Медведев Валерий Владимирович
Шрифт:
— Ноу, — сказал Мешков по-английски, — иф ай хэд син хим.
Фразу я не понял, но в голосе Мешкова была явная угроза.
— Куда же он мог запропаститься? Из сторожки скрылся и домой не пришёл? — пискнул Дерябин, держа доску с клавишами на плече, как винтовку.
Может быть, во время драки мне Дерябин всё-таки даст этой доской по голове и я вдруг всё-таки заговорю на английском языке?..
— Окружай дом, — скомандовал Сутулов.
Сутуловские прихвостни проползли рядом со мной. Я даже дыхание затаил.

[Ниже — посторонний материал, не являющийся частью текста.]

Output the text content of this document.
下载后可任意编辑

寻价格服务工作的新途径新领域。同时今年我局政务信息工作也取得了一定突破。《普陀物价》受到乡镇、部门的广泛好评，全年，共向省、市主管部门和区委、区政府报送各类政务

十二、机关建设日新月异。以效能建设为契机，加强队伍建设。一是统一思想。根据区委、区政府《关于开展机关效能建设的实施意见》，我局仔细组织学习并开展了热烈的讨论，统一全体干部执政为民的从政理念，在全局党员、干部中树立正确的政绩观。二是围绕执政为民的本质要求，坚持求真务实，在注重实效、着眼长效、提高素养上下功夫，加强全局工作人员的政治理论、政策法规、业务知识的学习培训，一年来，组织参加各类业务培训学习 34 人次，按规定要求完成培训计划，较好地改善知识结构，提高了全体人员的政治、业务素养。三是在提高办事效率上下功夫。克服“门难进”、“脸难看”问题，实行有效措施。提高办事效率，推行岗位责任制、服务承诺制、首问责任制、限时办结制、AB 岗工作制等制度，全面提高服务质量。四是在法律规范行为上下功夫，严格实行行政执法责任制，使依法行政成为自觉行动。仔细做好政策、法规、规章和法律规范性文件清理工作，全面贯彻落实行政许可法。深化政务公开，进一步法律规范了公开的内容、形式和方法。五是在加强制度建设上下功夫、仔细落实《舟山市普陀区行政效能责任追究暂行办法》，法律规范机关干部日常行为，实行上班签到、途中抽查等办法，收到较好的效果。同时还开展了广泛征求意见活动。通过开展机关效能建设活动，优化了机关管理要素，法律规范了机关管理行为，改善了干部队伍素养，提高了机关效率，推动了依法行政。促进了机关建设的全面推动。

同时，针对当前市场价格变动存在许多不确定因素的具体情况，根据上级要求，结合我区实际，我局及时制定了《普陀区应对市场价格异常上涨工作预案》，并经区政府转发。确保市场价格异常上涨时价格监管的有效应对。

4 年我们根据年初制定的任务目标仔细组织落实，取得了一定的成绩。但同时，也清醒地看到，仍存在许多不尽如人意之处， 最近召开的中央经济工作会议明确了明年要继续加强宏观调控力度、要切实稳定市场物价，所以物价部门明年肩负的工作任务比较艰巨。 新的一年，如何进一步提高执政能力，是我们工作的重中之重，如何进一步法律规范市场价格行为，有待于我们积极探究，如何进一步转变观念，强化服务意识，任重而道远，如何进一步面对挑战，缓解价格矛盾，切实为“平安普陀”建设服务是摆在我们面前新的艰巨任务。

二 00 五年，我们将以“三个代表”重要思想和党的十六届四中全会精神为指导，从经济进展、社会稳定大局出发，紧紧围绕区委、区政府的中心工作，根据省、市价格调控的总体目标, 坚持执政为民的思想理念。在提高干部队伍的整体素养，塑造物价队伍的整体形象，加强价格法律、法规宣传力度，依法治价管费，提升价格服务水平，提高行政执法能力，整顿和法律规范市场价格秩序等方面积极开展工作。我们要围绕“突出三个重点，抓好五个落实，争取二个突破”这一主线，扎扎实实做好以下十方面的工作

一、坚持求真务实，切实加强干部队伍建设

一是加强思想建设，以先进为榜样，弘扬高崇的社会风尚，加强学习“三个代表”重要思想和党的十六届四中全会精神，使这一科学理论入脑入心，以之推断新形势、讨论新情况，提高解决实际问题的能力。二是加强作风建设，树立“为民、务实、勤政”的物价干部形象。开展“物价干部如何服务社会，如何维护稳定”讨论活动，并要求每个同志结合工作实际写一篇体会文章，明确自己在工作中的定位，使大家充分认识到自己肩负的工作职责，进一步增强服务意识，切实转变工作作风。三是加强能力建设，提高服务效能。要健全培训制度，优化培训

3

— Ну ничего, — сказал Мешков, — я теперь с ним за пиджак рассчитаюсь. Я ему устрою торнейдоу…
— А я ему за попугая отомщу, — пригрозил Дерябин, перекладывая свою музыкальную доску с одного плеча на другое. — Это надо же, украсть себя за деньги!
— А сначала он сколько за себя запросил? — спросил Сутулов.
— Двести тысяч рублей! — сказал Тулькин, которому, видно, было всё равно что врать в темноте.
Я еле удержался, чтоб не выскочить и не дать Тулькину в ухо. (Рано! Рано! Рано!)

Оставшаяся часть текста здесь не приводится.